When used to despeckle the real SAR image, the proposed methods achieved results that were comparable to those of the SARBM3D method, more successfully modeled homogeneous areas and estimated speckle noise in homogeneous areas, and effectively preserved textural features. The OCNN and SAR-CAM methods over-smoothed the real SAR image, destroying the point features and textural features, as shown in the Experimental Results section.

Further work could include recent advances in SAR image processing, where the attention mechanism can have different structures and can be exploited by transformer-based structures. Recent advances have shown that the standard approaches to adaptive mean weighting and nonlocal means can be combined successfully with CNN-based methods. To achieve improvements in efficiency, it is important to find a mechanism that is able to assign higher importance to the strong features and restrain the non-important ones.

6. Conclusions

This paper proposed and evaluated two methods for SAR image despeckling. In the first method, the dilated convolutional network for SAR image despeckling was extended using a twin network to better estimate and preserve SAR image features. The second method combined a residual network and U-net and additionally enhanced the image features using a multi-resolution attention mechanism containing a Multiscale Attention Mechanism with ECA. The methods were designed differently and used different loss functions but were trained on the same datasets. The datasets used for training and validation consisted of a dataset containing synthetic images with speckle noise and a multi-temporal dataset containing images from the Sentinel 1, ALOS-2, and TerraSAR-X satellites. This paper demonstrated that although both proposed methods have different architectures, they both provide very good results in measurements of despeckled image quality. The methods were compared with the SARBM3D and dilated CNN methods.

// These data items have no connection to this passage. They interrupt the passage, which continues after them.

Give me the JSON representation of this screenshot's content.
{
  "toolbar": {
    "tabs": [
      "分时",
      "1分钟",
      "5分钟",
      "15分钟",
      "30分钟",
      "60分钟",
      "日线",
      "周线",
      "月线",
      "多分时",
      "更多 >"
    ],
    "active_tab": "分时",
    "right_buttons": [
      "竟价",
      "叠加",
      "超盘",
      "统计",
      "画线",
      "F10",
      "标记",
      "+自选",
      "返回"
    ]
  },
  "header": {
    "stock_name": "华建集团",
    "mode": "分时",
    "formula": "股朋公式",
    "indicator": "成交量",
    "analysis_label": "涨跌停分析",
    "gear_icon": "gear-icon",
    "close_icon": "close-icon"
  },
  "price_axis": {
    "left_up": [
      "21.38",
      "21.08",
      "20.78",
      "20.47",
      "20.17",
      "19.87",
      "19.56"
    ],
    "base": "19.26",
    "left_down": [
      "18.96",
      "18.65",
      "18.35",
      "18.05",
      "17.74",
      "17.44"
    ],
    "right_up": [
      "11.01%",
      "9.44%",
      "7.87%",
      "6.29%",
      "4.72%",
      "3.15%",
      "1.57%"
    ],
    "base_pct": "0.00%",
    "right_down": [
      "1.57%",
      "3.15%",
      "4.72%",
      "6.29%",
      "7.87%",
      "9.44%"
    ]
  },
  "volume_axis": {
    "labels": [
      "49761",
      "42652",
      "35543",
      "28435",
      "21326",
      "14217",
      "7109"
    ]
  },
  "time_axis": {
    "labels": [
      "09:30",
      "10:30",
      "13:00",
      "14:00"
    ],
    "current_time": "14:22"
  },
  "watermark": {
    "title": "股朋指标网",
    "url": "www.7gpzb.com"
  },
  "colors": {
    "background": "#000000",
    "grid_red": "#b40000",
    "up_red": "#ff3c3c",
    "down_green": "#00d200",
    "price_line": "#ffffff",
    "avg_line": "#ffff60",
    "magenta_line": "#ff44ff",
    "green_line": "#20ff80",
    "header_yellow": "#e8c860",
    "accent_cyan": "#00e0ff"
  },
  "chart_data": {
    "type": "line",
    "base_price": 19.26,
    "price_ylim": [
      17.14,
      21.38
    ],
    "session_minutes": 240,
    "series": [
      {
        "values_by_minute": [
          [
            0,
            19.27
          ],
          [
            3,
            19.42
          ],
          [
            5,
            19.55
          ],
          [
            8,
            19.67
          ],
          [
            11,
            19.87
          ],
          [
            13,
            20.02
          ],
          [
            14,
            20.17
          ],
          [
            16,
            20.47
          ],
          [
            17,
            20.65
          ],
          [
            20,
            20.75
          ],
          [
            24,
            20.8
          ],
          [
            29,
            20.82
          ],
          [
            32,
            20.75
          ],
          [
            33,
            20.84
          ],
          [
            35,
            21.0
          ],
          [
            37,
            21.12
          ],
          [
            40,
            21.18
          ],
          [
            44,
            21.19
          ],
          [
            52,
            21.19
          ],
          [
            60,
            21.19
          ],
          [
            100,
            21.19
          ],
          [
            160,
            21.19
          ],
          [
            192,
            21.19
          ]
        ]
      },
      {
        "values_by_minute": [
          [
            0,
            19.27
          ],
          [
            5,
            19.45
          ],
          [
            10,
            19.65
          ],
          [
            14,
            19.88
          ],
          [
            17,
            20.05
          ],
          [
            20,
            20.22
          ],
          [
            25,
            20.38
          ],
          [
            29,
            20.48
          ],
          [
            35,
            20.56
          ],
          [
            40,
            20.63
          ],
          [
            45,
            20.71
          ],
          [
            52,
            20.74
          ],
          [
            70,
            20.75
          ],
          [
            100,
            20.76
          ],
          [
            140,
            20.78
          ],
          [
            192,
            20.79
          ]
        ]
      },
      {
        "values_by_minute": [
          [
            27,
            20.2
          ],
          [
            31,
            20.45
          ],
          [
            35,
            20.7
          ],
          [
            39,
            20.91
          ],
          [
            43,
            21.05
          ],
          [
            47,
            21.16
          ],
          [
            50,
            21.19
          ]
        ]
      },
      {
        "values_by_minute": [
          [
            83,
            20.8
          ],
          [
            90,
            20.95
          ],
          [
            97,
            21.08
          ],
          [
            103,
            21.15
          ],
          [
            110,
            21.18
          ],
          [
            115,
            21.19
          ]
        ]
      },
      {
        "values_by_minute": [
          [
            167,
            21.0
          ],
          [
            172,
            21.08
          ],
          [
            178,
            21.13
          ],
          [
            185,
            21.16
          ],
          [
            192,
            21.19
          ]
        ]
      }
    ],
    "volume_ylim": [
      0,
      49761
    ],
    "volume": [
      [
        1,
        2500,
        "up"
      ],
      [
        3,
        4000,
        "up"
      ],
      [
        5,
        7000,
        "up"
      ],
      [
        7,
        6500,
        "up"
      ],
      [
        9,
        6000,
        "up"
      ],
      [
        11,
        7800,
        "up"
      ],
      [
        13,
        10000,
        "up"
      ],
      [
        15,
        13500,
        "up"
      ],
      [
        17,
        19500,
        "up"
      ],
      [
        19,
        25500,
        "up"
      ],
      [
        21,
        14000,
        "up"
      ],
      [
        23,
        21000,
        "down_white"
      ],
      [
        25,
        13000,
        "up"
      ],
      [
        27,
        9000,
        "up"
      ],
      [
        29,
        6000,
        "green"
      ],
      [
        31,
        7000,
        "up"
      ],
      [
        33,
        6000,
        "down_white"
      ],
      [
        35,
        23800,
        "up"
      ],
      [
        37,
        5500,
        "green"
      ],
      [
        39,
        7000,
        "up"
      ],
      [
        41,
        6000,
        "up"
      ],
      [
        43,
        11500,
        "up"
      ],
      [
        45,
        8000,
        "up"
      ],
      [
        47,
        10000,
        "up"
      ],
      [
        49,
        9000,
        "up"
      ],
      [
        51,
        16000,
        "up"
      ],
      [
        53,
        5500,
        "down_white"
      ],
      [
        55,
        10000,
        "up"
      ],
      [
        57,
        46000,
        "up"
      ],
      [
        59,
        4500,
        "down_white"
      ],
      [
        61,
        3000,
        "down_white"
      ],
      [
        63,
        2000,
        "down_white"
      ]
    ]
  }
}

All the methods could effectively deal with correlated speckle noise, except for the SARBM3D method, which could not estimate this noise in the case of real SAR images. According to the experimental evaluation, the suggested approaches can effectively assess speckle and they exhibit superior capabilities over conventional techniques and DCNNs.

Author Contributions

Conceptualization, B.P. and D.G.; methodology, B.P. and D.G.; software, B.P. and D.G.; validation, B.P. and D.G.; formal analysis, D.G.; investigation, B.P.; resources, B.P. and D.G.; data curation, B.P.; writing—original draft preparation, D.G.; writing—review and editing, B.P.; visualization, B.P.; supervision, D.G.; project administration, D.G.; funding acquisition, D.G. All authors have read and agreed to the published version of the manuscript.

Funding

This research was funded by the Slovenian Research Agency (ARRS) research program number P2-0065.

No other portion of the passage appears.